The storage node in question is a straight up a redundant NFS/ZFS solution where we in some cases have used a form of deduplication for better efficiency in actual storage usage. We noticed a performance degradation already on Tuesday which then yesterday (Thursday) culminated in an even greater performance degradation where ultimately many VMs did not get enough I/O performance to stay alive. The deduplication system uses a lot of memory and if there is not enough it will start using disk which simply is not speedy enough to supply the need for City Cloud. This occurance slowed the general disk performance and in turn either slowed machines or took them down.
What will happen going forward
We have had extreme stability in these types of storage nodes in the last 5 years. They offer good value in performance as well and allows us to offer good price/quality to all our customers. we will make sure we remove any type of deduplication that we have used as we do not risk this scenario going forward.
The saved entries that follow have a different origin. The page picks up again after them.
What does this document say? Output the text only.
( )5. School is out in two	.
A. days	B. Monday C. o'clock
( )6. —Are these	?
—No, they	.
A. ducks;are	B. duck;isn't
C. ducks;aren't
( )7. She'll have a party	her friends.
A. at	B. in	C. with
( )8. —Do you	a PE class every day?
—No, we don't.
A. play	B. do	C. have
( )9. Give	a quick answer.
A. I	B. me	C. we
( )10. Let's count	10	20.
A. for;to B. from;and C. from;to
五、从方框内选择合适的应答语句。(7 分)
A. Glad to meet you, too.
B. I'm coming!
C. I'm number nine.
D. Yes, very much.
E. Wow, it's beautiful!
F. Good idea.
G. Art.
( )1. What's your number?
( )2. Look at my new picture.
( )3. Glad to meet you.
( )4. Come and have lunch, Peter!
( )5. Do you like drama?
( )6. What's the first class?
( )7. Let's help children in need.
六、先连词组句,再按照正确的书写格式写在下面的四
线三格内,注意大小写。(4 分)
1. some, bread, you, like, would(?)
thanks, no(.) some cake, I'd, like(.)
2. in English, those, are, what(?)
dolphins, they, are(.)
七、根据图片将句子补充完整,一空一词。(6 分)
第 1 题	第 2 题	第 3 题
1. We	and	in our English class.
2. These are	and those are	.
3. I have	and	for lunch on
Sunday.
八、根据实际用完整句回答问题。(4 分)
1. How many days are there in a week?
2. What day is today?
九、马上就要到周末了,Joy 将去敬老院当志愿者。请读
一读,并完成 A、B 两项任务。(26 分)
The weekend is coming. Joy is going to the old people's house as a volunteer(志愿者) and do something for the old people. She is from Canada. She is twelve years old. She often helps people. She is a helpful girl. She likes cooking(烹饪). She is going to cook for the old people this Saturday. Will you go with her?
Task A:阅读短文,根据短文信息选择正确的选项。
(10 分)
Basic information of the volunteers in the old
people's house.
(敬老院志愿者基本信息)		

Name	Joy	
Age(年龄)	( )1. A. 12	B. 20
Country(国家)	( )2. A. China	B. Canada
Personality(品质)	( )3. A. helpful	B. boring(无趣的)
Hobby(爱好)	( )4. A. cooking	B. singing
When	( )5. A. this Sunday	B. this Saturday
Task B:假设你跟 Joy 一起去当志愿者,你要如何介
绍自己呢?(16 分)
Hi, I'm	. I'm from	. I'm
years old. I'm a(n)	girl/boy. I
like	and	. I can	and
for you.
To do so we will move a lot of servers off of the storage node in question to a new node which is similar in setup but newer and configured with no deduplication.
We expect this work to happen during February and when a VM is moved it could mean 10-15 minutes of down time. Any such maintenance will of course be scheduled during night time and will be kept to a minimum.
We apologize for any inconvenience this may have caused you. We will work very hard for it not to happen again.
Thank you for being a customers of our City Cloud service.